Early in the morning on September 28, while it was still dark, white ash floated down over parts of Sonoma and Napa counties in Northern California. By sunrise, fast-moving wildfires had burned more than 17 square miles of the state’s famed wine country, including a number of wineries and vineyards along the normally scenic Silverado Trail.
My brother, Ethan, was working the harvest on Fisher Vineyards in Santa Rosa, Sonoma County, and was ordered to evacuate that morning, along with more than 50,000 other people. As he left, he said, the sky was red and he could smell smoke through his face mask. “It was insane, and terrifying,” he told me.
This year’s wine country wildfires haven’t reached the size of infernos from past years, but they are growing and still threaten to swallow many homes and workplaces. Perhaps those most affected by the raging fires are the region’s seasonal agricultural workers. Many are Hispanic, being paid hourly wages, and they may find themselves without jobs or homes if these blazes continue. As thousands flee the smoke, making their way toward evacuation centers and houses of nearby acquaintances, there is a lot of uncertainty in the air. Anxiety, too. “This sucks,” Ethan told me while driving away from the vineyard, heading for our cousin’s house in Los Angeles. “This really, really sucks.”

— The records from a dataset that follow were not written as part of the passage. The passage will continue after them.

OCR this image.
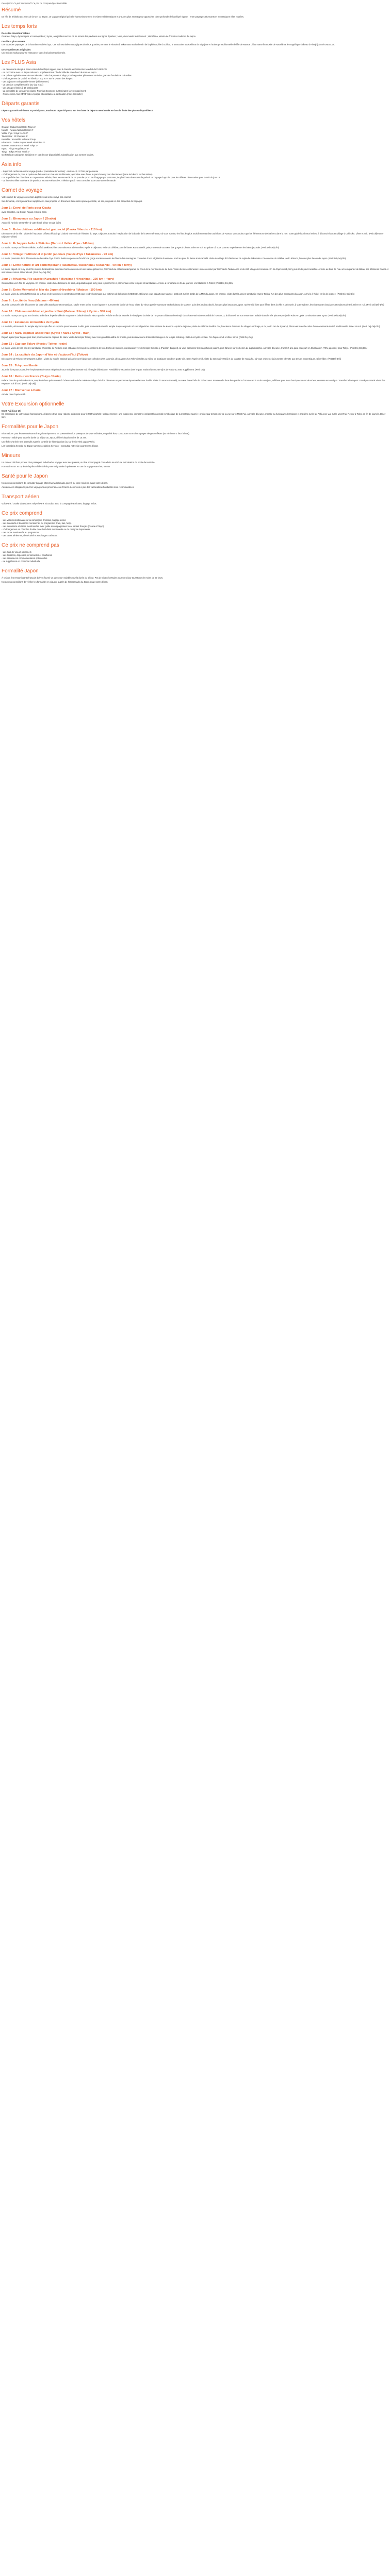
Description: Ce prix comprend / Ce prix ne comprend pas Formalités

Résumé

De l'île de Shikoku aux rives de la Mer du Japon, ce voyage original qui relie harmonieusement les sites emblématiques et d'autres plus secrets pour approcher l'âme profonde de l'archipel nippon : entre paysages étonnants et monastiques villes musées.

Les temps forts
Des sites incontournables

Osaka et Tokyo, dynamiques et cosmopolites ; Kyoto, aux jardins secrets où se mirent des pavillons aux lignes épurées ; Nara, cité-musée à ciel ouvert ; Hiroshima, témoin de l'histoire moderne du Japon.

Des lieux plus secrets

Les superbes paysages de la luxuriante vallée d'Iya ; Les Sainteuniales nostalgiques du vieux quartier prennent le Ritsurin à Takamatsu et du chemin de la philosophie d'Uchiko ; le sanctuaire Itsukushima de Miyajima et l'auberge traditionnelle de l'île de Matsue ; l'étonnante fin musée de Naoshima, le magnifique château d'Himeji (classé UNESCO).

Des expériences originales

Une nuit en ryokan pour se ressourcer dans les bains traditionnels.

Les PLUS Asia
- La découverte des plus beaux sites de l'archipel nippon, dont 6 classés au Patrimoine Mondial de l'UNESCO
- La rencontre avec un Japon méconnu et préservé sur l'île de Shikoku et en bord de mer au Japon
- Le rythme agréable avec des escales de 3 nuits à Kyoto et à Tokyo pour l'organiser pleinement et visiter grandes fondations culturelles
- L'hébergement de qualité en hôtels 3* sup et 4* sur le ryokan des étapes
- Les trajets en train grande vitesse (Shinkansen)
- Le pension complète tout le jour (J2 et 13)
- Les groupes limités à 18 participants
- La possibilité de voyager en classe Premium Economy sur Emirates (avec supplément)
- Nos services Asia 24/24 vidéo voyagez et assistance à destination (nous consulter)
Départs garantis

Départs garantis minimum 10 participants, maximum 18 participants, sur les dates de départs mentionnés et dans la limite des places disponibles !

Vos hôtels
Osaka : Osaka Excel Hotel Tokyu 4*
Naruto : Awawa Naruto Resort 4*
Vallée d'Iya : Hiiya No Yu 3*
Takamatsu : JR Clement 4*
Kurashiki : Kurashiki Kokusai 3*sup
Hiroshima : Daiwa Roynet Hotel Hiroshima 3*
Matsue : Matsue Excel Hotel Tokyu 3*
Kyoto : Rihga Royal Hotel 4*
Tokyo : Tokyu Prince Hotel 4*
Ou hôtels de catégories similaires en cas de non-disponibilité. Classification aux normes locales.
Asia info
- Supprimé cachés de votre voyage (total et prestations terrestres) : environ 4,5 t CO2e par personne
- L'hébergement du pour le ryokan se fait avant un chauvre traditionnels japonaise avec futon, le parcé vous y met directement (sans incidence sur les visites).
- La superficie des chambres au Japon étant réduite, il est recommandé de ne prendre qu'un seul bagage par personne, de plus il est nécessaire de prévoir un bagage d'appoint pour les affaires nécessaires pour la nuit du jour 12.
- La liste des villes et départs de province est non-exhaustive, n'hésitez pas à nous consulter pour toute autre demande.
Carnet de voyage

Votre carnet de voyage en version digitale vous sera envoyé par courriel

Sur demande, et moyennant un supplément, Asia propose un document édité ainsi qu'une pochette, un sac, un guide et des étiquettes de bagages.

Jour 1 : Envol de Paris pour Osaka

avec Emirates, via Dubaï. Repas et nuit à bord.

Jour 2 : Bienvenue au Japon ! (Osaka)

Accueil à l'arrivée et transfert à votre hôtel. Dîner et nuit. (Dîn)

Jour 3 : Entre château médiéval et gratte-ciel (Osaka / Naruto - 110 km)

Découverte de la ville : visite de l'imposant château féodal qui d'abord entre voit de l'histoire du pays. Déjeuner. Ensuite, l'exploration de la bande de la Mer Intérieure, où vous admirez les flots les plus tourbillonnants des tourbillons de Naruto. Vous croirez que les éléments se déchaînent dans la mer. Votre guide local vous invitera à découvrir l'ancien village d'Uchinoko. Dîner et nuit. (Petit déjeuner-Déjeuner-Dîner)

Jour 4 : Échappée belle à Shikoku (Naruto / Vallée d'Iya - 140 km)

Le matin, route pour l'île de Shikoku. Arrêt à Wakimachi et ses maisons traditionnelles. Après le déjeuner, visite du célèbre pont de lianes Kazurabashi, puis promenade au cœur des gorges d'Oboke. Dîner et nuit au ryokan où vous pourrez expérimenter les bains japonais. (Petit Déj-Déj-Dîn)

Jour 5 : Village traditionnel et jardin japonais (Vallée d'Iya / Takamatsu - 90 km)

Le matin, poursuite de la découverte de la vallée d'Iya dont le rivière serpente au fond d'une gorge encaissée entre les flancs des montagnes couvertes d'une végétation luxuriante. Arrêt au pont de lianes Kazurabashi. Visite du village d'Ochiai avant de rejoindre Takamatsu. Découverte du célèbre jardin Ritsurin, l'un des plus beaux du Japon. (Petit Déj-Déj-Dîn)

Jour 6 : Entre nature et art contemporain (Takamatsu / Naoshima / Kurashiki - 40 km + ferry)

Le matin, départ en ferry pour l'île-musée de Naoshima qui marie harmonieusement une nature préservée, l'architecture et l'art contemporain au cœur de la mer Intérieure de Seto. Visite du musée Benesse House dessiné par l'architecte Tadao Ando et du Jizô village de Honmura. En fin d'après-midi, ferry puis route pour Kurashiki. Arrivée au bord de l'eau et ses quartier de Bikan, ses bâtiments blancs et ses toitures noires. Dîner et nuit. (Petit Déj-Déj-Dîn)

Jour 7 : Miyajima, l'île sacrée (Kurashiki / Miyajima / Hiroshima - 220 km + ferry)

Continuation vers l'île de Miyajima. En chemin, visite d'une brasserie de saké, dégustation puis ferry pour rejoindre l'île et promenade entre temples et sanctuaires. Arrivée à Hiroshima en fin de journée et installation à l'hôtel. (Petit Déj-Déj-Dîn)

Jour 8 : Entre Mémorial et Mer du Japon (Hiroshima / Matsue - 190 km)

Le matin, visite du parc du Mémorial de la Paix et de son musée construit en 1960 pour rendre hommage aux victimes de la bombe (UNESCO). Déjeuner, puis départ pour Matsue, petit port sur les bords de la Mer du Japon. En chemin, visite du très ancien sanctuaire Izumo Taisha, l'un des plus importants du Japon. Arrivée à l'hôtel en fin de journée. (Petit Déj-Déj-Dîn)

Jour 9 : La cité de l'eau (Matsue - 40 km)

Journée consacrée à la découverte de cette ville attachante et romantique, située entre un lac et une lagune et surnommée la cité de l'eau. Visite du vieux quartier samouraï et du château de Matsue, puis des jardins Adachi, l'un des plus beaux du Japon. Après-midi libre pour flâner dans la ville et découvrir, à votre rythme, les charmantes boutiques et maisons de thé. Dîner et nuit. (Petit Déj-Déj-Dîn)

Jour 10 : Château médiéval et jardin raffiné (Matsue / Himeji / Kyoto - 350 km)

Le matin, route pour Kyoto. En chemin, arrêt dans le petite ville de Tsuyama et balade dans le vieux quartier. Arrivée en fin de journée à Himeji pour la visite de l'imposant château de Himeji, classé au Patrimoine Mondial de l'UNESCO, à découvrir en son ensemble. Balade dans le très pittoresque jardin Koko-en, puis continuation vers Kyoto. (Petit Déj-Déj-Dîn)

Jour 11 : Estampes immuables de Kyoto

La matinée, découverte du temple Kiyomizu qui offre un superbe panorama sur la ville, puis promenade dans le temple Sanjusangendo où sont alignés les 1001 statues de Kannon. Après le déjeuner, visite du célèbre Pavillon d'or, l'ancienne demeure du shogun Ashikaga, et du jardin zen de Ryoan-ji, découvert dans le cadre d'une cérémonie du thé traditionnelle. Dîner et nuit. (Petit Déj-Déj-Dîn)

Jour 12 : Nara, capitale ancestrale (Kyoto / Nara / Kyoto - train)

Départ à pied pour la gare puis train pour l'ancienne capitale de Nara. Visite du temple Todai-ji avec son grand Bouddha de bronze, puis du sanctuaire shintoïste Kasuga et du temple Kofuku-ji. Retour à Kyoto en train. Fin d'après-midi et dîner libres. (Petit Déj-Déj)

Jour 13 : Cap sur Tokyo (Kyoto / Tokyo - train)

Le matin, visite de très célèbre sanctuaire shintoïste de Fushimi Inari et balade le long de ses milliers de torii. En fin de matinée, continuation vers le temple Ginkaku-ji (Pavillon d'argent) où vous admirerez les magnifiques jardins, puis flânerie sur le chemin de la philosophie. Après le déjeuner, transfert à la gare et départ en Shinkansen (TGV japonais) pour Tokyo. (Petit Déj-Déj-Dîn)

Jour 14 : La capitale du Japon d'hier et d'aujourd'hui (Tokyo)

Découverte de Tokyo en transports publics : visite du musée national qui abrite une fabuleuse collection d'art japonais, découverte d'un Tokyo insolite au milieu de boutiques trendy et gratte-ciel. Dans l'après-midi, visite du sanctuaire Meiji et du quartier de Harajuku, où vous croiserez la jeunesse tokyoïte aux tenues excentriques. Dîner libre. (Petit Déj-Déj)

Jour 15 : Tokyo en liberté

Journée libre pour poursuivre l'exploration de cette mégalopole aux multiples facettes et à l'énergie débordante. Possibilité d'excursion dans le parc national du mont Fuji et de Hakone, avec supplément. (Petit Déj)

Jour 16 : Retour en France (Tokyo / Paris)

Balade dans le quartier de Ginza, temple du luxe puis montée à l'observatoire de la mairie de Tokyo d'où l'on découvre un panorama époustouflant sur la ville. Visite du sanctuaire Meiji, au cœur d'une forêt de 70 hectares. Promenade dans les quartiers d'Omotesando et de Harajuku, célèbres pour leurs boutiques de mode et leur jeunesse excentrique. Transfert à l'aéroport. Envol pour Paris via Dubaï. Repas et nuit à bord. (Petit Déj-Déj)

Jour 17 : Bienvenue à Paris

Arrivée dans l'après-midi.

Votre Excursion optionnelle
Mont Fuji (jour 15)

En compagnie de votre guide francophone, départ en train pour Hakone puis route pour le Mt Fuji World Heritage Center : une expérience immersive intégrant l'ensemble symbolique de la montagne sacrée ; profitez par temps clair de la vue sur le Mont Fuji. Après le déjeuner, montée au funiculaire de Hakone et croisière sur le lac Ashi avec vue sur le Mont Fuji. Retour à Tokyo en fin de journée. Dîner libre.

Formalités pour le Japon

Informations pour les ressortissants français uniquement, en possession d'un passeport de type ordinaire, en parfait état, comportant au moins 4 pages vierges suffisant (au minimum 2 face à face).

Passeport valide pour toute la durée du séjour au Japon, délivré depuis moins de 10 ans.

Une fiche d'arrivée est à remplir avant le contrôle de l'immigration (ou sur le site Visit Japan Web).

Les formalités d'entrée au Japon sont susceptibles d'évoluer ; consultez notre site avant votre départ.

Mineurs

Un mineur doit être porteur d'un passeport individuel et voyager avec ses parents, ou être accompagné d'un adulte muni d'une autorisation de sortie de territoire.

Formulaire AST et copie de la pièce d'identité du parent signataire à présenter en cas de voyage sans les parents.

Santé pour le Japon

Nous vous conseillons de consulter la page https://www.diplomatie.gouv.fr ou votre médecin avant votre départ.

Aucun vaccin obligatoire pour les voyageurs en provenance de France. Les mises à jour des vaccinations habituelles sont recommandées.

Transport aérien

Vols Paris / Osaka via Dubaï et Tokyo / Paris via Dubaï avec la compagnie Emirates, bagage inclus.

Ce prix comprend
- Les vols internationaux sur la compagnie Emirates, bagage inclus
- Les transferts et transports mentionnés au programme (train, bus, ferry)
- Les excursions et visites mentionnées avec guide accompagnateur local parlant français (Osaka à Tokyo)
- L'hébergement en chambre double dans les hôtels mentionnés ou de catégorie équivalente
- Les repas mentionnés au programme
- Les taxes aériennes, de sécurité et surcharges carburant
Ce prix ne comprend pas
- Les frais de visa et optionnels
- Les boissons, dépenses personnelles et pourboires
- Les assurances complémentaires optionnelles
- Le supplément en chambre individuelle
Formalité Japon

À ce jour, les ressortissants français doivent fournir un passeport valable pour la durée du séjour. Pas de visa nécessaire pour un séjour touristique de moins de 90 jours.

Nous vous conseillons de vérifier les formalités en vigueur auprès de l'ambassade du Japon avant votre départ.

Wildfire season in the West usually becomes intense in late October, peaks at the end of the year, and tapers off through the spring. But a confluence of factors has made this year’s season spark early and become particularly devastating. Up and down the West Coast, high winds, droughts, lightning storms, and human activity have all added up to deliver frequent and severe fires. The flames have burned 5.8 million acres so far in the three states most affected—California, Oregon, and Washington, a total area larger than the state of New Jersey. Wildfires have killed at least 36 people to date in those states and destroyed hundreds of homes.
In California, forest undergrowth has been allowed to grow in recent years, providing more fuel for the flames. Regional phenomena called the Santa Ana and Diablo winds also kicked in earlier than usual, driving raging fires in the already hot, dry conditions. In the normally moister forests of Oregon and Washington, droughts and high temperatures were factors, too, but easterly winds reaching speeds of 50 miles an hour—what scientists are calling a once-in-a-hundred-years wind event—caused the fires there to flame up fast and made them difficult to contain.
Since 2002, the average acreage burned by wildfires in these three states has increased nearly threefold. This year, fire season has been so bad that the air quality in parts of the West Coast was briefly the worst in the world—and experts predict more damaging blazes are still to come.